В начале декабря в Сорренто пришла зима. Потянулись дожди. Залив, вспаханный барашками, потускнел, посерел. Везувий расплылся. Утром в саду ветер шумел в соснах, раскачивал верхушки пальм. Горький смотрел в сад из окна. Кусты олеандра за ночь облетели, кисти бугенвиллии, еще недавно усыпанные яркими лиловыми цветами, мокрые и пожухлые, свисали со стены, выходившей на виа дель Капо. Сосны на вилле не были похожи на средиземноморские пинии. Это были почти такие же ветвистые пышные деревья, какие растут в России. Там, в России, сейчас такой же ветер раскачивал их лапы, покрытые снеговой шапкой. Ветер повсюду один и тот же. А вот снега в Сорренто не было никогда.
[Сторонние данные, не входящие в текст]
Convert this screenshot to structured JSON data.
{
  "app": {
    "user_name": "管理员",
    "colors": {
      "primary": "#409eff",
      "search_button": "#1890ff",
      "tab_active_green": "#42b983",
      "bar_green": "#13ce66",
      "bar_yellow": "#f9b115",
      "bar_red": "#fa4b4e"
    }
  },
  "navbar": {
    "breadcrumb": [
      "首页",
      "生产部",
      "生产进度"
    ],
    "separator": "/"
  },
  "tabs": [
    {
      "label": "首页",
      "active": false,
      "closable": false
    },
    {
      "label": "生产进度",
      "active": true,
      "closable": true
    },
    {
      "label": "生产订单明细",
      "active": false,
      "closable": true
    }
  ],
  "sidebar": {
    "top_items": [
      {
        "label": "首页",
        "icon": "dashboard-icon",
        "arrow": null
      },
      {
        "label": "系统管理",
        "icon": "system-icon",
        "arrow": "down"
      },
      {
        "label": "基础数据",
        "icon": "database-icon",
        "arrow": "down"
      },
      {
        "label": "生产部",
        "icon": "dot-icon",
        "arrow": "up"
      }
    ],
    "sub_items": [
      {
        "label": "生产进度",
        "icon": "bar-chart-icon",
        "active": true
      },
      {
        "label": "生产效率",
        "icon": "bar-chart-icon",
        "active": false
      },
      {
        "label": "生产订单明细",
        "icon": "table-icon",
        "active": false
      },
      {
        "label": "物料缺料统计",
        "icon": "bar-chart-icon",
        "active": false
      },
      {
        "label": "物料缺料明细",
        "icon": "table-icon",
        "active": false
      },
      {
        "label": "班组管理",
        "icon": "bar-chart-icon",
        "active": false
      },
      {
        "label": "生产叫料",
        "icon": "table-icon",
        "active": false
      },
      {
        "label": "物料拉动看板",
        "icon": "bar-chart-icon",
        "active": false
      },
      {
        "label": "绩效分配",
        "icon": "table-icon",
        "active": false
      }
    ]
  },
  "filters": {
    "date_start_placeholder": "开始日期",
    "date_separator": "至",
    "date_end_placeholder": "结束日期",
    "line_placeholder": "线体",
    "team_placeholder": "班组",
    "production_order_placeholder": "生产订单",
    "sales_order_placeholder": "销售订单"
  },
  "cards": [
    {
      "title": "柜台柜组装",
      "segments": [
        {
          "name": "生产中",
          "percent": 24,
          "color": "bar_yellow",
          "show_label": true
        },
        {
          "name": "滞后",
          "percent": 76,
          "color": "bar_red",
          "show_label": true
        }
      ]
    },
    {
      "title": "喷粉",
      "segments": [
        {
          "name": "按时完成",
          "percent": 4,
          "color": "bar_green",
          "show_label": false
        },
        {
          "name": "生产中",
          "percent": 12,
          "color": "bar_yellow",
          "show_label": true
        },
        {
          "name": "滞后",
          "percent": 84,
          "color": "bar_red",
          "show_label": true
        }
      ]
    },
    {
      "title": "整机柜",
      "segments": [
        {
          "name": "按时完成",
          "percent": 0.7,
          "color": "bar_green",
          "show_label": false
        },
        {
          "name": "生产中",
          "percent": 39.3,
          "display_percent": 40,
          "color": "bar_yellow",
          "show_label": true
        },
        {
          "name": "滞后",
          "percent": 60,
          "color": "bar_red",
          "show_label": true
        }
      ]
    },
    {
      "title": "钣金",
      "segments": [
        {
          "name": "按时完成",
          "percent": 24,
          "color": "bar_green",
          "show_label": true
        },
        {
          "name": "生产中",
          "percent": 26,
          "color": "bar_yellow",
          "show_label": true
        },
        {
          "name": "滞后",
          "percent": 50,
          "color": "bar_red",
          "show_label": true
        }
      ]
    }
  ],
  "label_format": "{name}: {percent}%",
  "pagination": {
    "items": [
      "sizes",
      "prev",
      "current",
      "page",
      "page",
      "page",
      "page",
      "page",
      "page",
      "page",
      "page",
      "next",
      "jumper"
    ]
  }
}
Горький думал о снеге, о России, о доме. Дома, конечно, не было. Были одни бесконечные переезды, за окном менялся пейзаж. То двугорбый профиль Везувия с дежурным облаком над ним, то рыбацкие лодки у каменистого берега в «Марина пиккола» на Капри, то пушкинская церковь у Никитских ворот. В Италии не было снега, а в России не хватало солнца и становилось страшновато. Недавно он получил письмо из Парижа. Писал Алексей Толстой, приехавший из Москвы в Париж на конференцию. Уговаривал Горького быстрее приехать в Москву и окончательно там обосноваться. «Вы нужны дома, — писал Толстой, — а об остальном беспокоиться не надо. На руках будут носить». А писатель Зайцев из того же Парижа прислал письмо и, напротив, просил не торопиться в гости к Сталину и даже строчки Чуковского вспомнил: «Не хотите ли попасть прямо в пасть?»
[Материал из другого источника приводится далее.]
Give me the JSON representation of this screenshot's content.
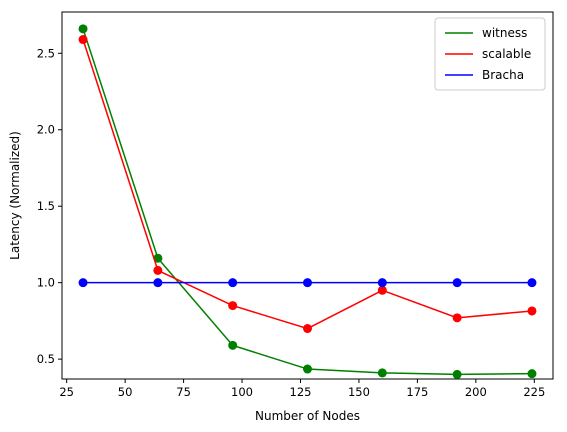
{
  "chart_data": {
    "type": "line",
    "title": "",
    "xlabel": "Number of Nodes",
    "ylabel": "Latency (Normalized)",
    "x": [
      32,
      64,
      96,
      128,
      160,
      192,
      224
    ],
    "xlim": [
      23,
      233
    ],
    "ylim": [
      0.37,
      2.77
    ],
    "xticks": [
      25,
      50,
      75,
      100,
      125,
      150,
      175,
      200,
      225
    ],
    "yticks": [
      0.5,
      1.0,
      1.5,
      2.0,
      2.5
    ],
    "grid": false,
    "legend_position": "top-right",
    "series": [
      {
        "name": "witness",
        "color": "#008000",
        "marker": "circle",
        "values": [
          2.66,
          1.16,
          0.59,
          0.435,
          0.41,
          0.4,
          0.405
        ]
      },
      {
        "name": "scalable",
        "color": "#ff0000",
        "marker": "circle",
        "values": [
          2.59,
          1.08,
          0.85,
          0.7,
          0.95,
          0.77,
          0.815
        ]
      },
      {
        "name": "Bracha",
        "color": "#0000ff",
        "marker": "circle",
        "values": [
          1.0,
          1.0,
          1.0,
          1.0,
          1.0,
          1.0,
          1.0
        ]
      }
    ]
  }
}
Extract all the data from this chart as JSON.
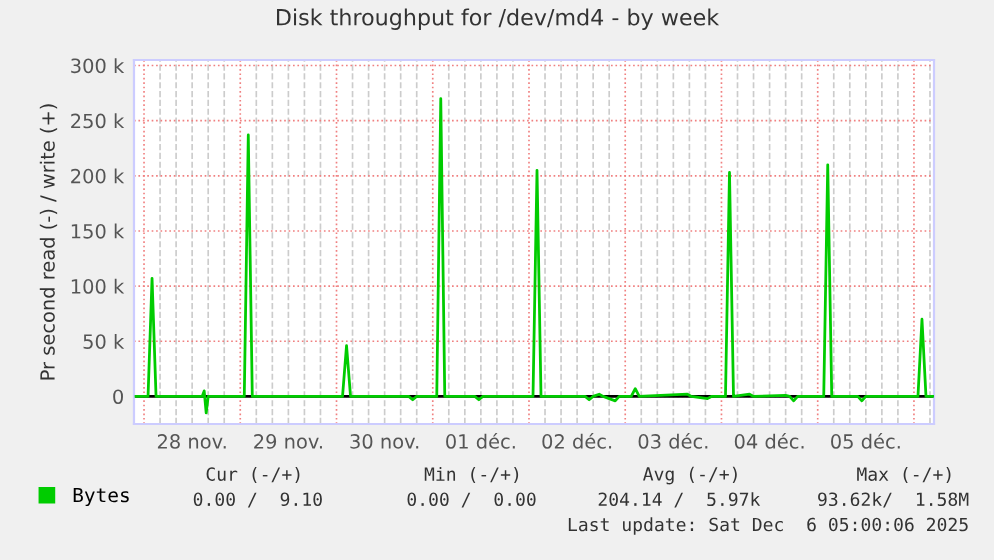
{
  "chart_data": {
    "type": "line",
    "title": "Disk throughput for /dev/md4 - by week",
    "ylabel": "Pr second read (-) / write (+)",
    "xlim": [
      "2025-11-27T21:30",
      "2025-12-06T05:00"
    ],
    "xticks": [
      {
        "value": "2025-11-28T12:00",
        "label": "28 nov."
      },
      {
        "value": "2025-11-29T12:00",
        "label": "29 nov."
      },
      {
        "value": "2025-11-30T12:00",
        "label": "30 nov."
      },
      {
        "value": "2025-12-01T12:00",
        "label": "01 déc."
      },
      {
        "value": "2025-12-02T12:00",
        "label": "02 déc."
      },
      {
        "value": "2025-12-03T12:00",
        "label": "03 déc."
      },
      {
        "value": "2025-12-04T12:00",
        "label": "04 déc."
      },
      {
        "value": "2025-12-05T12:00",
        "label": "05 déc."
      }
    ],
    "ylim": [
      -25000,
      305000
    ],
    "yticks": [
      {
        "value": 0,
        "label": "0"
      },
      {
        "value": 50000,
        "label": "50 k"
      },
      {
        "value": 100000,
        "label": "100 k"
      },
      {
        "value": 150000,
        "label": "150 k"
      },
      {
        "value": 200000,
        "label": "200 k"
      },
      {
        "value": 250000,
        "label": "250 k"
      },
      {
        "value": 300000,
        "label": "300 k"
      }
    ],
    "grid": true,
    "legend": "bottom left",
    "marker": "none",
    "line_style": "solid",
    "ref_lines": [
      {
        "axis": "y",
        "value": 0,
        "color": "#000000"
      }
    ],
    "series": [
      {
        "name": "Bytes",
        "color": "#00cc00",
        "x": [
          "2025-11-27T22:00",
          "2025-11-28T01:00",
          "2025-11-28T02:00",
          "2025-11-28T03:00",
          "2025-11-28T14:30",
          "2025-11-28T15:00",
          "2025-11-28T15:30",
          "2025-11-28T16:00",
          "2025-11-29T01:00",
          "2025-11-29T02:00",
          "2025-11-29T03:00",
          "2025-11-30T01:30",
          "2025-11-30T02:30",
          "2025-11-30T03:30",
          "2025-11-30T18:00",
          "2025-11-30T19:00",
          "2025-11-30T20:00",
          "2025-12-01T01:00",
          "2025-12-01T02:00",
          "2025-12-01T03:00",
          "2025-12-01T10:30",
          "2025-12-01T11:30",
          "2025-12-01T12:30",
          "2025-12-02T01:00",
          "2025-12-02T02:00",
          "2025-12-02T03:00",
          "2025-12-02T14:00",
          "2025-12-02T15:00",
          "2025-12-02T16:00",
          "2025-12-02T17:30",
          "2025-12-02T18:30",
          "2025-12-02T21:30",
          "2025-12-02T22:30",
          "2025-12-03T01:30",
          "2025-12-03T02:30",
          "2025-12-03T03:30",
          "2025-12-03T15:30",
          "2025-12-03T16:30",
          "2025-12-03T20:30",
          "2025-12-03T21:30",
          "2025-12-04T01:00",
          "2025-12-04T02:00",
          "2025-12-04T03:00",
          "2025-12-04T07:00",
          "2025-12-04T08:00",
          "2025-12-04T16:00",
          "2025-12-04T17:00",
          "2025-12-04T18:00",
          "2025-12-04T19:00",
          "2025-12-05T01:30",
          "2025-12-05T02:30",
          "2025-12-05T03:30",
          "2025-12-05T10:00",
          "2025-12-05T11:00",
          "2025-12-05T12:00",
          "2025-12-06T01:00",
          "2025-12-06T02:00",
          "2025-12-06T03:00",
          "2025-12-06T05:00"
        ],
        "values": [
          0,
          0,
          107000,
          0,
          0,
          5000,
          -15000,
          0,
          0,
          237000,
          0,
          0,
          46000,
          0,
          0,
          -3000,
          0,
          0,
          270000,
          0,
          0,
          -3000,
          0,
          0,
          205000,
          0,
          0,
          -3000,
          0,
          2000,
          0,
          -4000,
          0,
          0,
          7000,
          0,
          2000,
          0,
          -2000,
          0,
          0,
          203000,
          0,
          2000,
          0,
          1000,
          0,
          -4000,
          0,
          0,
          210000,
          0,
          0,
          -4000,
          0,
          0,
          70000,
          0,
          0
        ]
      }
    ],
    "annotations": [
      "Cur (-/+)",
      "Min (-/+)",
      "Avg (-/+)",
      "Max (-/+)",
      "0.00 /  9.10",
      "0.00 /  0.00",
      "204.14 /  5.97k",
      "93.62k/  1.58M",
      "Last update: Sat Dec  6 05:00:06 2025"
    ]
  }
}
С письма Толстого мысли почему-то перенеслись на сына. Максим был добрым, но непутевым. На днях вернулся из Америки. А зачем он туда ездил? И зачем гоняет на своей «альфа-ромео» по Европе? О чем думает, чего ищет? На память пришел приемный сын Толстого Федор, которого все звали Фефа, молодой талантливый нахал, физик, приятель Максима. Вот он знает, чего хочет. Много занимается, будет ученым, а ученые сейчас нужны, не то что наш брат, писатель. Фефа как-то зашел к нему в кабинет и предложил устроить Максима студентом-заочником в Московский автодорожный институт. Дескать, знает и любит автомобиль, пусть совершенствуется, получит профессию. Горький поддержал. Почему бы и нет? Пусть приткнется хоть к чему-нибудь, а это дело полезное. А про себя подумал, вряд ли что из этой затеи получится. Максима он знал. А Фефа горячо взялся за дело. Отправился в приемную комиссию и сдал Максимовы документы. Там посмотрели. «Пешков… Максим Алексеевич… А где же адрес, по какому адресу высылать задания?» Фефа спокойно ответил: «Италия, Сорренто». Члены комиссии раскрыли рты и только тогда поняли, о ком идет речь. Максим был немедленно зачислен. На виллу в Сорренто стали приходить из Москвы конверты из грубой серой бумаги с чернильными штемпелями автодорожного института. Прошел семестр, а Максим и не думал заниматься. В Москве Фефа напомнил ему о заданиях. И тот ответил, неторопливо и окая, подражая отцу: «Понимаешь, эти задачи какие-то особые. Я одну Эйнштейну показал. Он сказал, что решить невозможно».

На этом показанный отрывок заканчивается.